5. The speaker of claim 4, wherein a ratio of the height of the dome to the span of the dome is within a range of within a range of 0.1˜0.3.

6. The speaker of claim 1, wherein an inclination angle of the first inclined section with respect to the first connecting section is within a range of 5°˜30°, and the first connecting section is perpendicular to a vibration direction of the diaphragm.

7. The speaker of claim 1, wherein the magnetic circuit component includes an accommodation member, and a distance from a bottom of the coil to a bottom of the accommodation member is within a range of 0.8 mm˜0.9 mm in a frequency range of 20 Hz˜6.1 kHz under an input voltage within 0.1V˜0.7V.

8. The speaker of claim 1, further comprising a bracket arranged around the magnetic circuit component, wherein a first part of the bracket is connected to a second connecting section of the folded-ring region.

9. The speaker of claim 8, wherein a thickness of the first part of the bracket connected to the folded-ring region is within a range of 0.3 mm˜3 mm, and the thickness of the first part is a minimum distance between a connection region of the bracket and the folded-ring region and an attaching region of the bracket directly attaching to the magnetic circuit component in a vibration direction of the diaphragm.

10. The speaker of claim 8, further comprising a housing, wherein

a pressure relief hole is provided on the housing,

a plurality of air holes are provided on the bracket,

sound from a back surface of the diaphragm is transmitted to the pressure relief hole via the plurality of air holes,

the plurality of air holes at least include a first air hole and a second air hole,

a distance from a center of the first air hole to a center of the pressure relief hole is greater than a distance from a center of the second air hole to the center of the pressure relief hole, and

an area of the first air hole is greater than an area of the second air hole.

11. The speaker of claim 8, further comprising a housing, wherein

a pressure relief hole is provided on the housing,

a plurality of air holes are provided on the bracket,

sound from a back surface of the diaphragm is transmitted to the pressure relief hole via the plurality of air holes, and

a ratio of a total area of the plurality of air holes to an area of a projection of the diaphragm in a vibration direction of diaphragm is within a range of 0.008˜0.3.

12. The speaker of claim 8, wherein a plurality of air holes are provided on a bottom wall of an accommodation member of the magnetic circuit component or a side wall of the magnetic circuit component that is attached to the bracket.
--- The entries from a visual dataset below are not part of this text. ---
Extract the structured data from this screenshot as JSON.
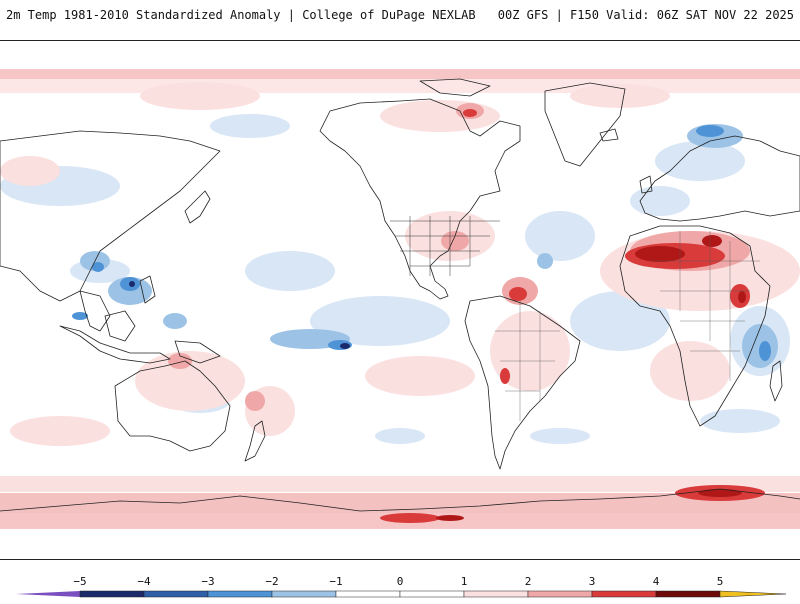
{
  "header": {
    "title": "2m Temp 1981-2010 Standardized Anomaly | College of DuPage NEXLAB",
    "run_info": "00Z GFS | F150 Valid: 06Z SAT NOV 22 2025"
  },
  "map": {
    "variable": "2m Temp Standardized Anomaly",
    "projection": "global-equirectangular"
  },
  "legend": {
    "tick_labels": [
      "−5",
      "−4",
      "−3",
      "−2",
      "−1",
      "0",
      "1",
      "2",
      "3",
      "4",
      "5"
    ],
    "colors": {
      "neg_extreme": "#7a4fc0",
      "neg5": "#1b2a6b",
      "neg4": "#2e5fa8",
      "neg3": "#4d93d6",
      "neg2": "#9cc3e6",
      "neg1": "#d8e6f5",
      "zero": "#ffffff",
      "pos1": "#fbe0e0",
      "pos2": "#f0a7a7",
      "pos3": "#d93b3b",
      "pos4": "#b01818",
      "pos5": "#6e0a0a",
      "pos_extreme": "#f0c020"
    }
  }
}
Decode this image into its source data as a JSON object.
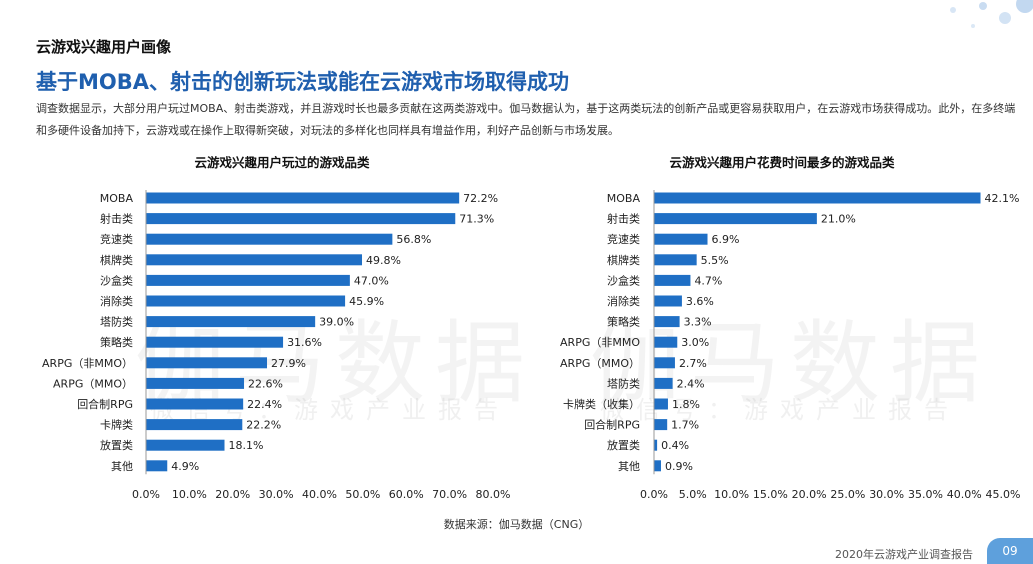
{
  "header": {
    "section": "云游戏兴趣用户画像",
    "headline": "基于MOBA、射击的创新玩法或能在云游戏市场取得成功",
    "intro": "调查数据显示，大部分用户玩过MOBA、射击类游戏，并且游戏时长也最多贡献在这两类游戏中。伽马数据认为，基于这两类玩法的创新产品或更容易获取用户，在云游戏市场获得成功。此外，在多终端和多硬件设备加持下，云游戏或在操作上取得新突破，对玩法的多样化也同样具有增益作用，利好产品创新与市场发展。"
  },
  "watermark": {
    "main": "伽马数据",
    "sub": "微信号：游戏产业报告"
  },
  "chart_data": [
    {
      "type": "bar",
      "orientation": "horizontal",
      "title": "云游戏兴趣用户玩过的游戏品类",
      "categories": [
        "MOBA",
        "射击类",
        "竞速类",
        "棋牌类",
        "沙盒类",
        "消除类",
        "塔防类",
        "策略类",
        "ARPG（非MMO）",
        "ARPG（MMO）",
        "回合制RPG",
        "卡牌类",
        "放置类",
        "其他"
      ],
      "values": [
        72.2,
        71.3,
        56.8,
        49.8,
        47.0,
        45.9,
        39.0,
        31.6,
        27.9,
        22.6,
        22.4,
        22.2,
        18.1,
        4.9
      ],
      "value_labels": [
        "72.2%",
        "71.3%",
        "56.8%",
        "49.8%",
        "47.0%",
        "45.9%",
        "39.0%",
        "31.6%",
        "27.9%",
        "22.6%",
        "22.4%",
        "22.2%",
        "18.1%",
        "4.9%"
      ],
      "xlim": [
        0,
        80
      ],
      "ticks": [
        "0.0%",
        "10.0%",
        "20.0%",
        "30.0%",
        "40.0%",
        "50.0%",
        "60.0%",
        "70.0%",
        "80.0%"
      ],
      "color": "#1f6fc5"
    },
    {
      "type": "bar",
      "orientation": "horizontal",
      "title": "云游戏兴趣用户花费时间最多的游戏品类",
      "categories": [
        "MOBA",
        "射击类",
        "竞速类",
        "棋牌类",
        "沙盒类",
        "消除类",
        "策略类",
        "ARPG（非MMO",
        "ARPG（MMO）",
        "塔防类",
        "卡牌类（收集）",
        "回合制RPG",
        "放置类",
        "其他"
      ],
      "values": [
        42.1,
        21.0,
        6.9,
        5.5,
        4.7,
        3.6,
        3.3,
        3.0,
        2.7,
        2.4,
        1.8,
        1.7,
        0.4,
        0.9
      ],
      "value_labels": [
        "42.1%",
        "21.0%",
        "6.9%",
        "5.5%",
        "4.7%",
        "3.6%",
        "3.3%",
        "3.0%",
        "2.7%",
        "2.4%",
        "1.8%",
        "1.7%",
        "0.4%",
        "0.9%"
      ],
      "xlim": [
        0,
        45
      ],
      "ticks": [
        "0.0%",
        "5.0%",
        "10.0%",
        "15.0%",
        "20.0%",
        "25.0%",
        "30.0%",
        "35.0%",
        "40.0%",
        "45.0%"
      ],
      "color": "#1f6fc5"
    }
  ],
  "footer": {
    "source": "数据来源：伽马数据（CNG）",
    "report_title": "2020年云游戏产业调查报告",
    "page_number": "09"
  }
}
13. The speaker of claim 1, further comprising a housing, wherein

a ratio of an area of a projection of the diaphragm in a vibration direction of diaphragm to an area of a projection of the housing in the vibration direction of diaphragm is not less than 0.5.

14. The speaker of claim 13, wherein the ratio of the area of the projection of the diaphragm in the vibration direction of diaphragm to the area of the projection of the housing in the vibration direction of diaphragm is within a range of 0.8˜0.95.

15. The speaker of claim 13, wherein a size of a long axis of the diaphragm is within a range of 13 mm˜25 mm, and a size of a short axis of the diaphragm is within a range of 4 mm˜13 mm.

16. The speaker of claim 1, wherein a minimum distance between the coil and the first inclined section is not less than 0.3 mm.

17. The speaker of claim 1, wherein the magnetic circuit component includes a magnetic conductive plate and a magnet, wherein

the magnetic conductive plate is arranged between the magnet and the diaphragm and is attached to a surface of the magnet, and

a distance between a center of the coil and a center of the magnetic conductive plate is less than 0.3 mm in a vibration direction of the diaphragm.

18. The speaker of claim 17, wherein a distance from a lowest point of the dome to an upper surface of the magnetic conductive plate is greater than 0.8 mm in a vibration direction of the diaphragm.

19. The speaker of claim 1, wherein the magnetic circuit component includes an accommodation member, and a distance between a bottom wall of the coil and a bottom of the accommodation member is within a range of 0.2 mm˜4 mm in a vibration direction of the diaphragm.